The Bells of St. Mary's is another movie strongly associated with the holiday season that actually has very little to do with Christmas. It was released in December of 1945, and it does have one memorable sequence that focuses on Christmas, and that seems to have been enough to bestow "holiday classic" status upon it. The warm, uplifting tone of the film probably helps, as does its story of a priest and a nun running an underdog New York City parochial school. It feels like a film for families to watch while gathered together for the holidays, and its easygoing pace and episodic structure make it not too taxing if you've had a bit too much Christmas dinner.

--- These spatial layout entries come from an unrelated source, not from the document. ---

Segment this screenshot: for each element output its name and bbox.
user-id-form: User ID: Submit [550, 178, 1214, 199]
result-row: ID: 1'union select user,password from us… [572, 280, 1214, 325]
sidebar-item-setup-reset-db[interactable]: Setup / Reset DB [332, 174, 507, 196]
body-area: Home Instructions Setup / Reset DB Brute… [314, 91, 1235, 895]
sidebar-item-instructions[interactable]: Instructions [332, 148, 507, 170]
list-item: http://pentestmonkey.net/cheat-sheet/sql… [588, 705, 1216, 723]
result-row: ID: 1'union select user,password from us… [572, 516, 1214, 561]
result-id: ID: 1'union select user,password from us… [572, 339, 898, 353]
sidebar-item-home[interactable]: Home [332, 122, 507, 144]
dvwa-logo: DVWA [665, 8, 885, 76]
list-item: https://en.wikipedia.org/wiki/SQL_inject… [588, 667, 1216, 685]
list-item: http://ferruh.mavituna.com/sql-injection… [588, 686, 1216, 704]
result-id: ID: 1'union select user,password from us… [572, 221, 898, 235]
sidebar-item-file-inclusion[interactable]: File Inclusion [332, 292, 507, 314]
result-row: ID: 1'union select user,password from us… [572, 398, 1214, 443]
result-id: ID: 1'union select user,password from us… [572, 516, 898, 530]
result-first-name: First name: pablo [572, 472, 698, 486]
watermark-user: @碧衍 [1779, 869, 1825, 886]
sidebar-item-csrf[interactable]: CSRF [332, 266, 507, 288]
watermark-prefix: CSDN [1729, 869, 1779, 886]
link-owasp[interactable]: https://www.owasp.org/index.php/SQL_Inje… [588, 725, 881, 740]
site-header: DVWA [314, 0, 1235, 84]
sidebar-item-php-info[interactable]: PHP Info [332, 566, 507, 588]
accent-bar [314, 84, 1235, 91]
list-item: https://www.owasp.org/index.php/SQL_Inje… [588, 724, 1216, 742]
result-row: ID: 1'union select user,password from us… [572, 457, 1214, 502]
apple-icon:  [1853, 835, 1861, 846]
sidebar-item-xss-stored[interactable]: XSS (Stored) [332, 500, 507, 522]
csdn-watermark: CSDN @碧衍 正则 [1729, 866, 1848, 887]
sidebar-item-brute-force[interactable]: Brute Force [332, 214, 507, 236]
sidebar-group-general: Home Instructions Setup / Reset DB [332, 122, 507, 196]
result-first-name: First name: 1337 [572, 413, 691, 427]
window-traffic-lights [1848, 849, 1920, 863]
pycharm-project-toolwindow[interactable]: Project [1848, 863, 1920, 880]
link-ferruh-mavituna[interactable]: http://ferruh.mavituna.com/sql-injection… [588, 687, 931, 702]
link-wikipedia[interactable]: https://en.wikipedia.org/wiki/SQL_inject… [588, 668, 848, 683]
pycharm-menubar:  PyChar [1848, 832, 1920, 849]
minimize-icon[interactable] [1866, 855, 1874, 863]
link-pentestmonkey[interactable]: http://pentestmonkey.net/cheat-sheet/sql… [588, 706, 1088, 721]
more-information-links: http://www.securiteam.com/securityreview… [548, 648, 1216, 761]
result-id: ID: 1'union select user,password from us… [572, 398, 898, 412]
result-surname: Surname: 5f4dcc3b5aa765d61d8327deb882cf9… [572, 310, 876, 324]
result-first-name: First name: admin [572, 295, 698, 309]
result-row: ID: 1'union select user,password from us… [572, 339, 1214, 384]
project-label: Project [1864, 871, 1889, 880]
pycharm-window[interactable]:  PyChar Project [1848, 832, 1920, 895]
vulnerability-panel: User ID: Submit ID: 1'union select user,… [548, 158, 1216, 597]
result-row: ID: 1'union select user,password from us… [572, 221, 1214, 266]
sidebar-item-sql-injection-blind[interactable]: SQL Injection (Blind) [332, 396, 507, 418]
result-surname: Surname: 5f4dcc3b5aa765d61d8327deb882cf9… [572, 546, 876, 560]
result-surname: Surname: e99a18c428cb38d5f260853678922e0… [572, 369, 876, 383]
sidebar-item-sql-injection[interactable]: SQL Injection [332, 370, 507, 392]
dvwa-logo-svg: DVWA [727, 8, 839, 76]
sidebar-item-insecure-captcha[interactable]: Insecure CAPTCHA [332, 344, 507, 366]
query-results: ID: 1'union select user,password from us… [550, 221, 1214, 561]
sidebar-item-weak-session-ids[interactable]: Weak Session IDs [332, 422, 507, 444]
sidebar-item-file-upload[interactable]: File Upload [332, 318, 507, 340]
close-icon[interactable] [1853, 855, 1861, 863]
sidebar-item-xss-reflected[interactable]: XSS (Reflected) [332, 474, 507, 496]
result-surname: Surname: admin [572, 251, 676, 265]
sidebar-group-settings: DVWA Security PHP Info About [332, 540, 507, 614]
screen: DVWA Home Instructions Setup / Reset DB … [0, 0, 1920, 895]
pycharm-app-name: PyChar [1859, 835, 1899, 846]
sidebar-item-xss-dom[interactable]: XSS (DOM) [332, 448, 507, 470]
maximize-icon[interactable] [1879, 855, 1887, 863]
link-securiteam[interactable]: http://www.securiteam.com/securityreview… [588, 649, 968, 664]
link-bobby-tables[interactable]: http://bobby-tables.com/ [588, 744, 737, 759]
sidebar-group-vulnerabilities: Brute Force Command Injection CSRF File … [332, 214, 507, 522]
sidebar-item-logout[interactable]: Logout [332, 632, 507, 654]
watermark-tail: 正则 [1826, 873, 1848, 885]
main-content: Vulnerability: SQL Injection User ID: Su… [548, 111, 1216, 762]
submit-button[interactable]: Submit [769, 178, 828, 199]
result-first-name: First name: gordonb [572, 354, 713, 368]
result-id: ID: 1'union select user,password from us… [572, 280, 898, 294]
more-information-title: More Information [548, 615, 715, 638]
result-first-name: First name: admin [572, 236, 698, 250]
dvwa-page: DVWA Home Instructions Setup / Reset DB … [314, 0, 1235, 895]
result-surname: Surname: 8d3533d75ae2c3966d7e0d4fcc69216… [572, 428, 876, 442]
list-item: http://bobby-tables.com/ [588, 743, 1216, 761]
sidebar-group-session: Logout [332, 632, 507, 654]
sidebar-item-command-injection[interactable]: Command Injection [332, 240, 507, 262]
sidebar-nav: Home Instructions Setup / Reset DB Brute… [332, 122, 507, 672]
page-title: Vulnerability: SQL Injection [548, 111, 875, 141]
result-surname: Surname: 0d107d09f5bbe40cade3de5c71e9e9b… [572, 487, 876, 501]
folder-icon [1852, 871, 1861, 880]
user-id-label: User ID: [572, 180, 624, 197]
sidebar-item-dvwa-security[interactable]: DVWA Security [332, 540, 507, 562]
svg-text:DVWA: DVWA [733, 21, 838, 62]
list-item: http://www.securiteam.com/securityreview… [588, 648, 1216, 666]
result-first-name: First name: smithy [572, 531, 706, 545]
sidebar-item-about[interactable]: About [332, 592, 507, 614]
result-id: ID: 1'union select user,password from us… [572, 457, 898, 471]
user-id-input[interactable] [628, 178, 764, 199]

The plotting is a little scattered, as Bing Crosby's Father O'Malley (previously the main character of 1944 Best Picture winner Going My Way, which I haven't seen) arrives at St. Mary's and finds himself at odds with the head nun there, Ingrid Bergman's Sister Benedict. Although he's warned that the previous priest left in a wheelchair, O'Malley only mildly clashes with Sister Benedict, and really all of the movie's conflicts could best be characterized as mild. The closest thing to a main plot thread is the effort by the curmudgeonly industrialist next door to buy St. Mary's and turn it into a parking lot, but even he is portrayed less as evil than as simply hard-working, and the resolution to the story is remarkably easy and low-key. There's also a female student whose mother is heavily hinted to be a prostitute, but it's vague enough for plausible deniability, and either way it too turns out remarkably well given the circumstances.
Not a whole lot happens, then, but director Leo McCarey shoehorns in numerous opportunities for Crosby to sing, and Bergman is lovely as the wise, earthy Sister Benedict. A late-breaking plot development hinges on keeping vital medical info from Sister Benedict in a twist that struck me as a little melodramatic, but it too ends up resolved in a simple, anticlimactic way. I got a little tired of this meandering, overly sweet film as it headed past two hours, but the performances and some of the small comedic touches (including an impossibly cute Christmas pageant improvised by child actors) keep it from being a waste of time.
The True Meaning of Christmas: Let the kids decide.